Wages for nurses were lifted from October 1 last year, nursing allowances from January 1 2020 and caregivers' wages would rise from July this year.
Feedback from staff was that for night and weekend work staff would rather have penal rates than an increased hourly rate with rostering for the occasional night or weekend work.
Cook declined to reveal the rise in the company's wages bill from higher pay to nurses and care staff.
'We just want good people who want to do the work well,' he said. It wanted to position itself as a top payer in the aged care sector and maintain that.
In the past few years it had also introduced health insurance for all staff and all staff received $800 a year in free shares in the company. Those benefits put it ahead of Ryman, Cook said.
The company had pandemic plans and was watching the progress of the Covid-19 coronavirus closely. A couple of its doctors were 'plugged into it', Cook said.

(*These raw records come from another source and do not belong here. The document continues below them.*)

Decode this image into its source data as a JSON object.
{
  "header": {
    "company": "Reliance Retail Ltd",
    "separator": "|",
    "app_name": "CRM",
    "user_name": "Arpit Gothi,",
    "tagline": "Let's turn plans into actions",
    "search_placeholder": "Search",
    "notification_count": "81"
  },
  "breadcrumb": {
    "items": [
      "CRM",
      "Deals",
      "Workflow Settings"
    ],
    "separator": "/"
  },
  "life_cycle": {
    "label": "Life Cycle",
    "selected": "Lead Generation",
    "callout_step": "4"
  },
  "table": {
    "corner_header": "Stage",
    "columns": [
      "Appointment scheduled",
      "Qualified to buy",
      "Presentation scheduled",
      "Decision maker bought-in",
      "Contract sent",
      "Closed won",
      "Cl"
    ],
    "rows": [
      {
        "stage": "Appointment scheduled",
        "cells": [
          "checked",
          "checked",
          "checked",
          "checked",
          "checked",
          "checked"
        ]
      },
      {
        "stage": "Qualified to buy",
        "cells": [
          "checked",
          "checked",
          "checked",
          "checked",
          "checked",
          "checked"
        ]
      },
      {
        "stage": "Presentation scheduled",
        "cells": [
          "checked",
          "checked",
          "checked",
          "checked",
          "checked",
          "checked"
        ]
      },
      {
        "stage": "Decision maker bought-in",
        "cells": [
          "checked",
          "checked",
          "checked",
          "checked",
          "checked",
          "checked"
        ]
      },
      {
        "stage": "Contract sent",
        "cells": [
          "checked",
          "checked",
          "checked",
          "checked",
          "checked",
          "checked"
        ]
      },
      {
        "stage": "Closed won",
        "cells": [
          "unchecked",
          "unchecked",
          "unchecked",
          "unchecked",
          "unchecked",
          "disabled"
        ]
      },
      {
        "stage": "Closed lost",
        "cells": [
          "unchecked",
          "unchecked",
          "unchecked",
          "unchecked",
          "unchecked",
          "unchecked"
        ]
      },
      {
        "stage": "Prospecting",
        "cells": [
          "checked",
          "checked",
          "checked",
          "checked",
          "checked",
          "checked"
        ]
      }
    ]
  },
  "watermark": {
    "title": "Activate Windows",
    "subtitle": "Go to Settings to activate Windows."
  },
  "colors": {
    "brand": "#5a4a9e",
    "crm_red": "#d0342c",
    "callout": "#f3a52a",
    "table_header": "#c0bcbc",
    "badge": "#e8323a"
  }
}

The company had well-developed isolation and protection controls in the villages. If there was an outbreak of influenza or norovirus restrictions on movement of residents was standard, he said.
Summerset said the 18 per cent decline in profit after tax was largely due to not completing as many new properties in 2019 as in 2018.

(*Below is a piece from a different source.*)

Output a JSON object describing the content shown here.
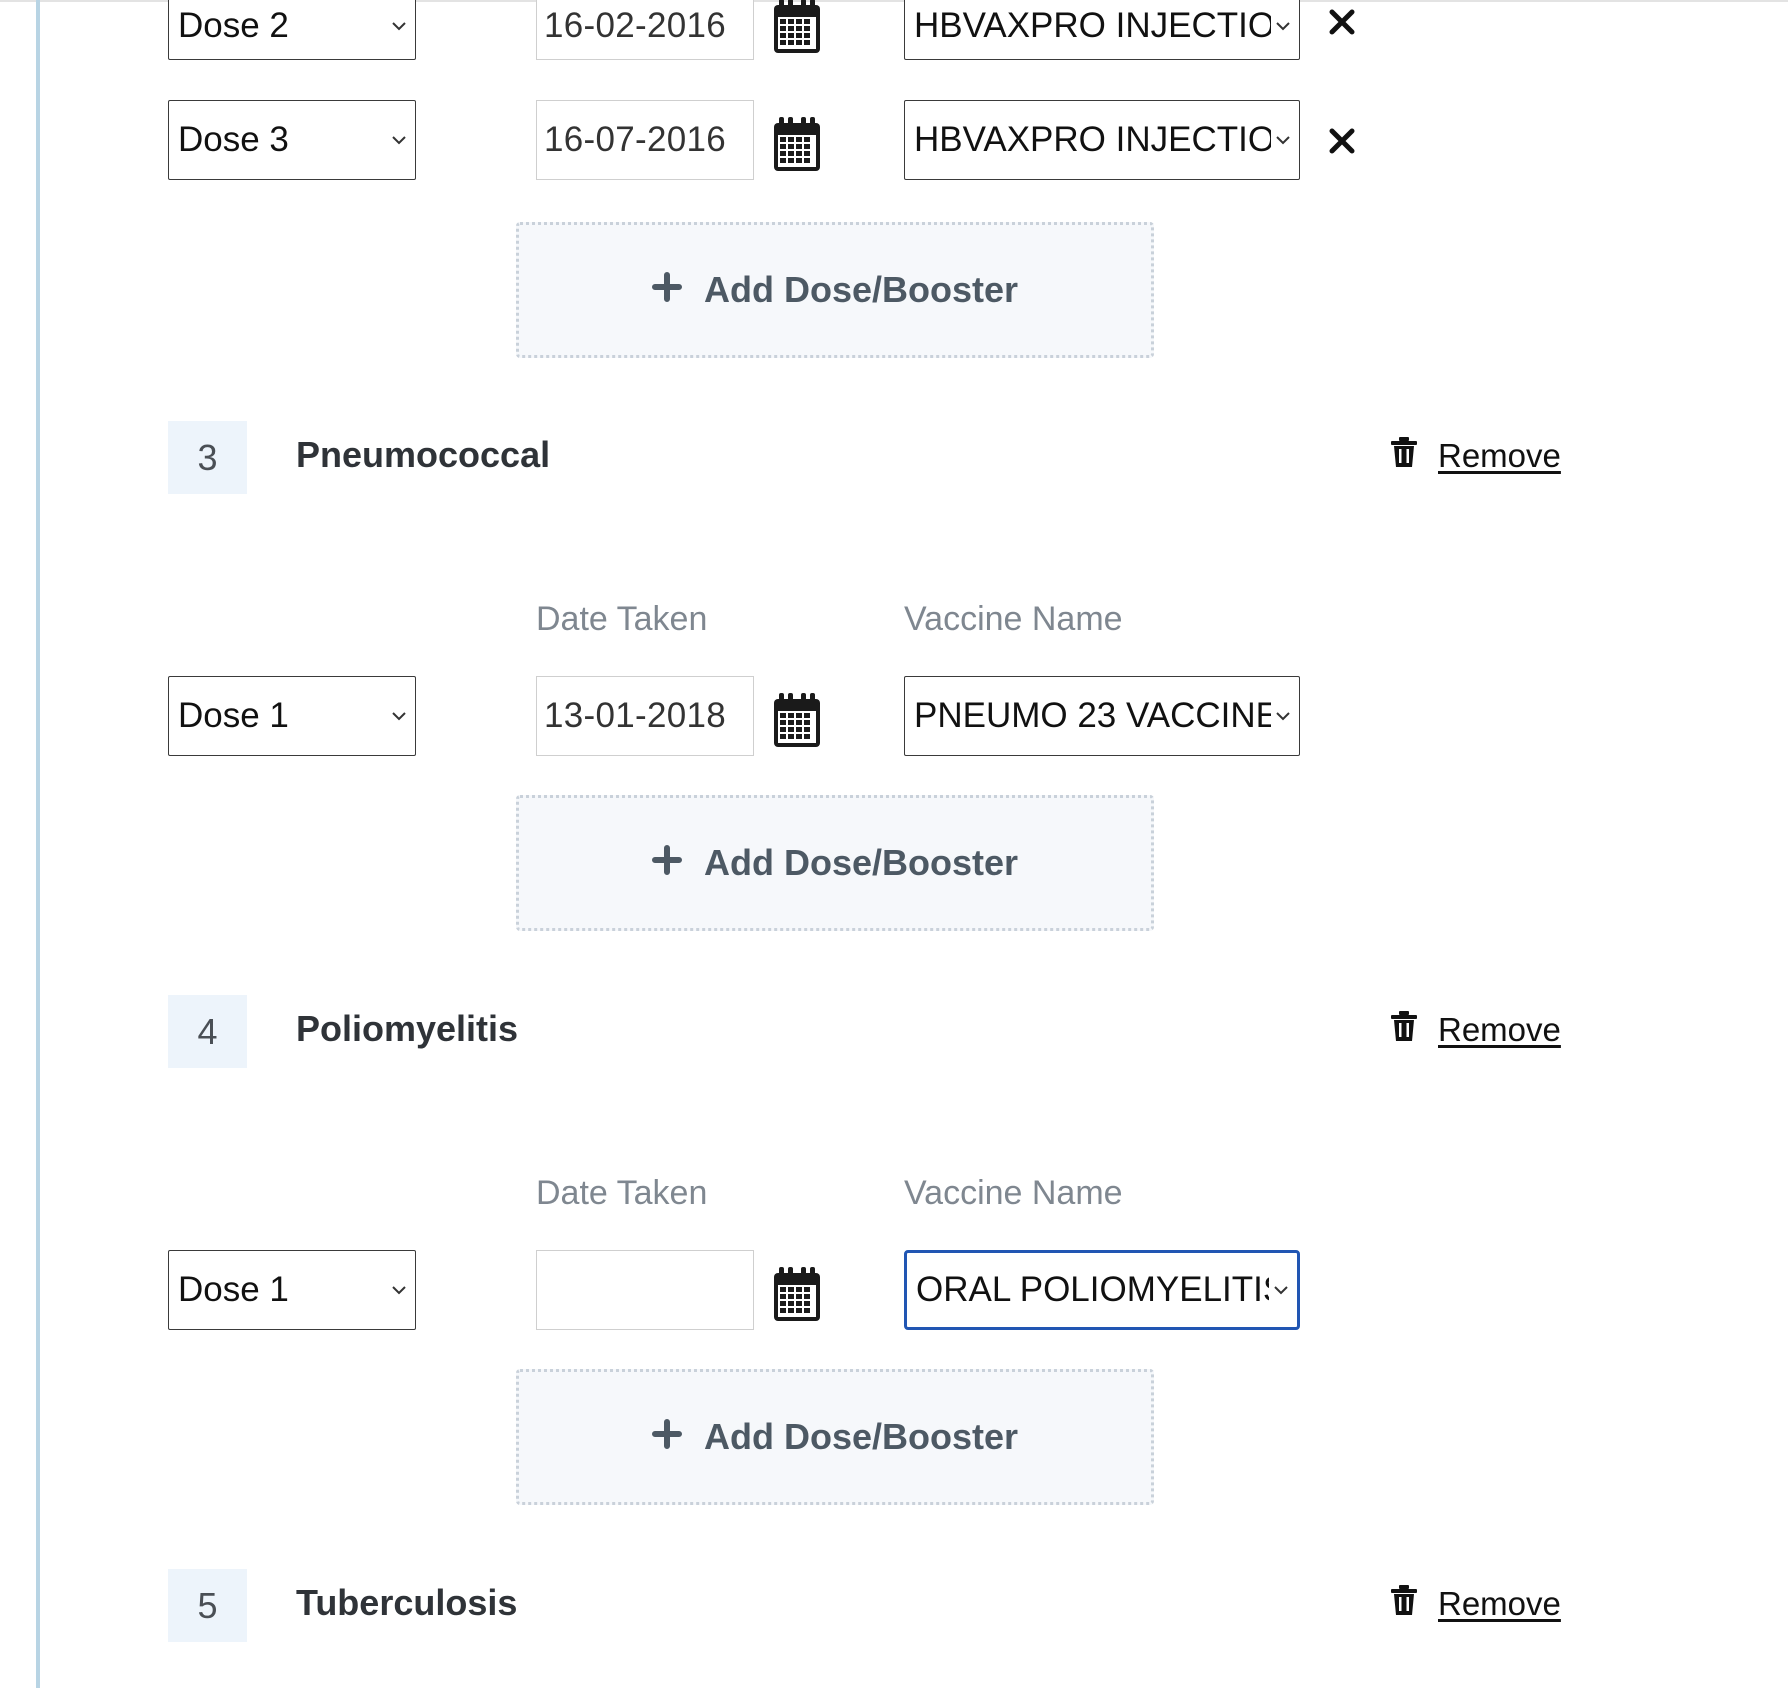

In 2019 Summerset completed 100 fewer new retirement units, 354, down from 454 in 2018.
There had been a lot of construction work in 2019 but quite a large portion was still to be completed and would be this year. Significant progress had been made on two new main buildings that would deliver 152 retirement units in Christchurch and Hamilton, starting in March, Cook said.

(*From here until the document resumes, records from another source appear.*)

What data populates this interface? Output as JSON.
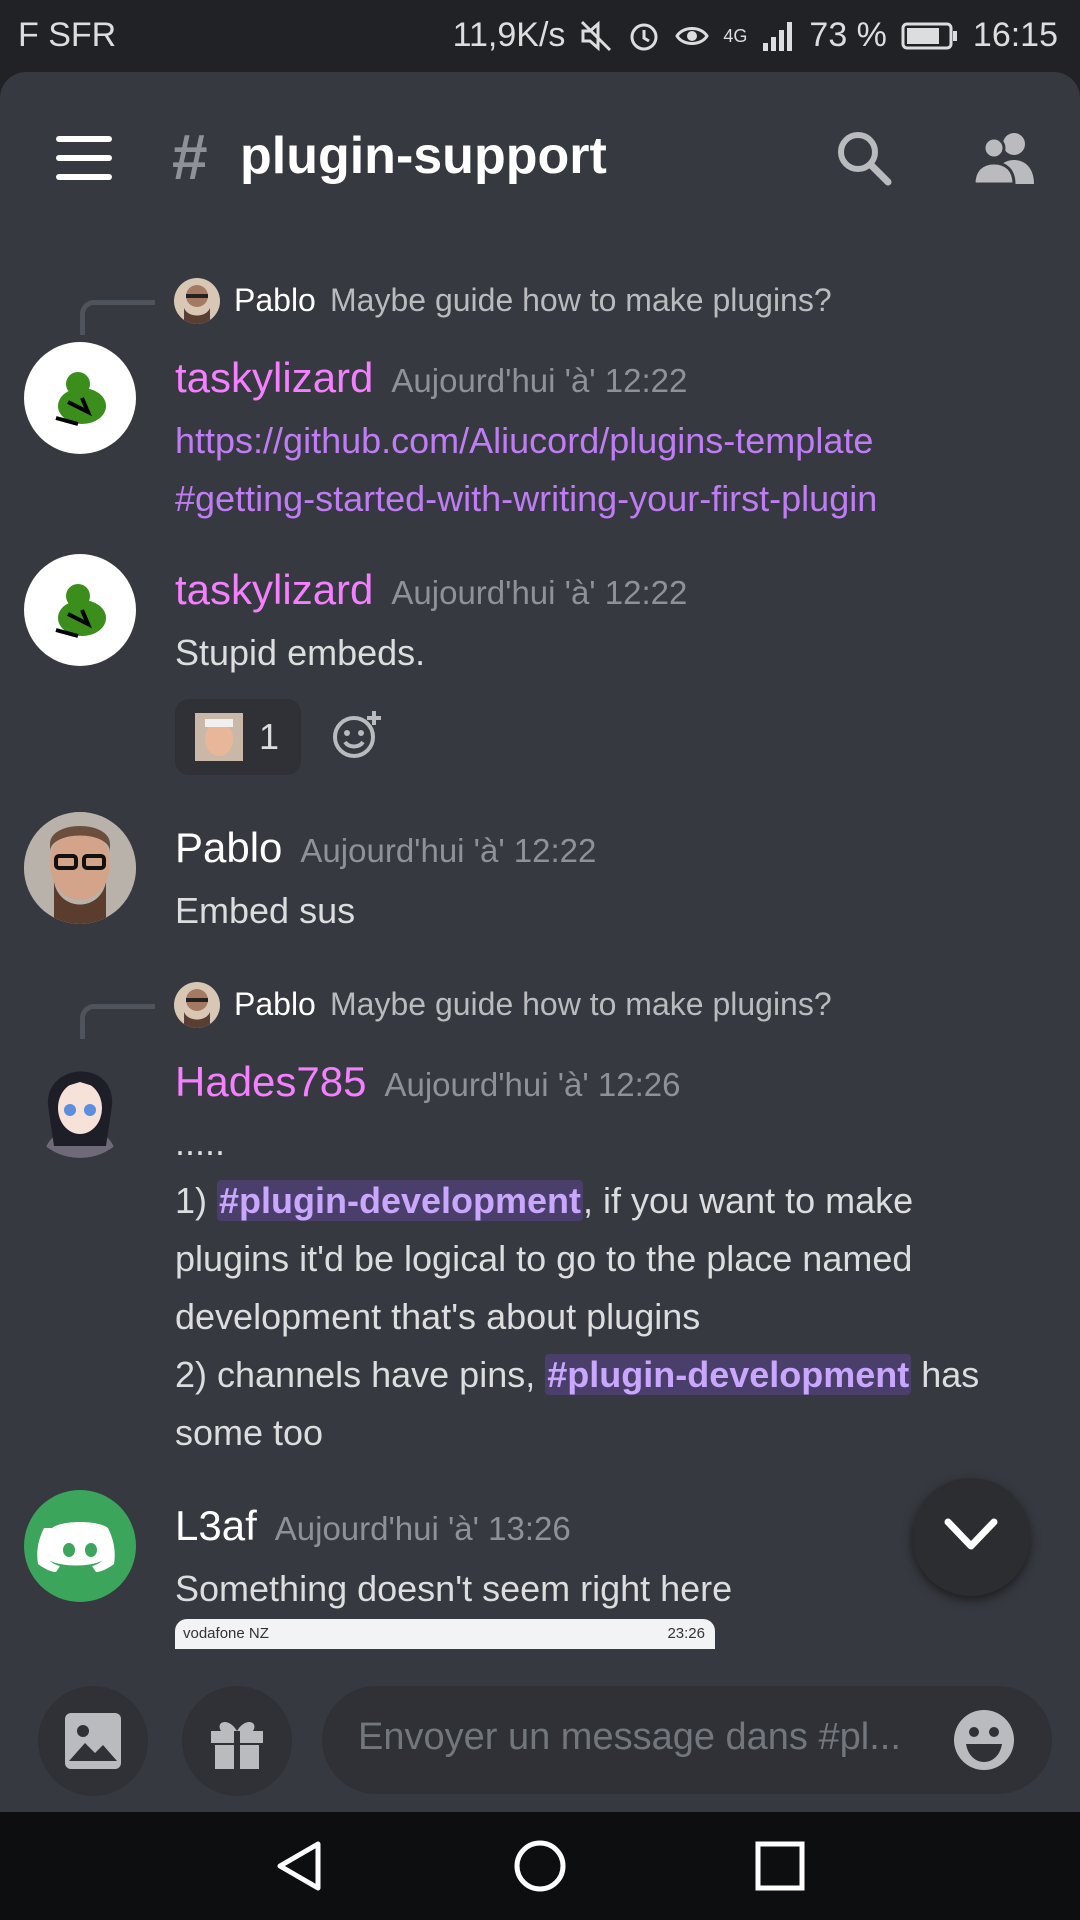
{
  "status_bar": {
    "carrier": "F SFR",
    "speed": "11,9K/s",
    "network": "4G",
    "battery": "73 %",
    "time": "16:15"
  },
  "header": {
    "channel_name": "plugin-support",
    "hash": "#"
  },
  "messages": [
    {
      "reply": {
        "name": "Pablo",
        "text": "Maybe guide how to make plugins?"
      },
      "author": "taskylizard",
      "author_color": "#f47fff",
      "timestamp": "Aujourd'hui 'à' 12:22",
      "lines": [
        "https://github.com/Aliucord/plugins-template",
        "#getting-started-with-writing-your-first-plugin"
      ]
    },
    {
      "author": "taskylizard",
      "author_color": "#f47fff",
      "timestamp": "Aujourd'hui 'à' 12:22",
      "text": "Stupid embeds.",
      "reaction_count": "1"
    },
    {
      "author": "Pablo",
      "author_color": "#ffffff",
      "timestamp": "Aujourd'hui 'à' 12:22",
      "text": "Embed sus"
    },
    {
      "reply": {
        "name": "Pablo",
        "text": "Maybe guide how to make plugins?"
      },
      "author": "Hades785",
      "author_color": "#f47fff",
      "timestamp": "Aujourd'hui 'à' 12:26",
      "line1": ".....",
      "p1_a": "1) ",
      "mention": "#plugin-development",
      "p1_b": ", if you want to make",
      "line3": "plugins it'd be logical to go to the place named",
      "line4": "development that's about plugins",
      "p2_a": "2) channels have pins, ",
      "p2_b": " has",
      "line6": "some too"
    },
    {
      "author": "L3af",
      "author_color": "#ffffff",
      "timestamp": "Aujourd'hui 'à' 13:26",
      "text": "Something doesn't seem right here",
      "attachment_left": "vodafone NZ",
      "attachment_right": "23:26"
    }
  ],
  "input": {
    "placeholder": "Envoyer un message dans #pl..."
  },
  "colors": {
    "background": "#36393f",
    "accent_link": "#c07cf5",
    "mention_bg": "#4a3f6a",
    "discord_green": "#3ba55c"
  },
  "icons": [
    "hamburger-icon",
    "search-icon",
    "members-icon",
    "add-reaction-icon",
    "chevron-down-icon",
    "image-icon",
    "gift-icon",
    "emoji-icon",
    "back-icon",
    "home-icon",
    "recents-icon"
  ]
}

However 'underlying profit', which excluded the movement in property values, came in at $106.2m, 8 per cent ahead of 2018.
Summerset did not expect growth in underlying profit in 2020 largely because of higher wages for staff and because the development margin on new units was dropping back to 20 per cent to 25 per cent and that had been signalled for some time. In 2019 it had been 28 per cent.
But Summerset expected profit to return to growth in 2021 and beyond.
The company also announced the purchase of a second site, 8.3 hectares, for a retirement village on the Bellarine Peninsula southwest of Melbourne. It follows the purchase of an 8ha site in Cranbourne North, Melbourne, in September last year.
Summerset bought seven sites in 2019 to strengthen its development pipeline. It has enough land in New Zealand and Australia to build another 5380 units and 826 care beds.